To know the type is “float4x4_type” you have to A) have a schema, and B) assume the name of the type is something like NxN and C) search through the types name for NxN and parse that, which is D) not how things should ever be done in computer science. That’s a classical “hack” scenario IOW. Reflecting on the schema and the name of the element or type in the schema are all very expensive to compute just for the convenience of writing (2)(1) instead of (9). That’s a problem for authoring software, not a URI resolution algorithm. URI resolution is something that has to be done in order to read the document complex. Reading is the more performance critical pathway.
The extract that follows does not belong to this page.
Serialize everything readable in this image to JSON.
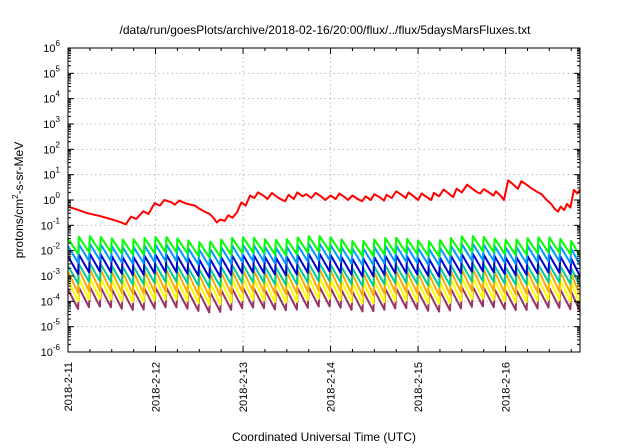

Just FYI I filed an issue relating to SIDREF just now:

I have my original concerns, but also a new one where I noticed the manual using a SIDREF to address a SID as if it is an ID. That’s not part of the guidelines in the manual. I think it’s useful, but the syntax of a SIDREF should be extended to let it begin with a / character in order to select the root/top fragment as the ID, as if using # in a URL.

EDITED: I’ve actually about had enough with SIDREFs. The schemas are so inconsistent about them apparently.

In the <texture texture> use case, the type of the attribute is xs:NCName in both versions. That means it cannot even be a SIDREF! But yet it references <newparam sid> and there are no guidelines whatsoever about how to locate that reference or if it is a SIDREF. It cannot be because it cannot contain a / and so I don’t know if what I am seeing is a malformed SIDREF or if it’s just a mystery addressing scheme.

The same thing goes in <bind target>. In this case the type of target is xs:token in both schema. This type can even contain spaces. And its annotations and the manual say refer to “Addressing Syntax” section, which doesn’t exist in any documents. But if you look in the provided example in the manual it uses a / so it must be a SIDREF.

I know it was really big and a lot of work, but it seems like COLLADA schemas could be 10 times more shipshape and they’d still not be up to the level that inspires confidence.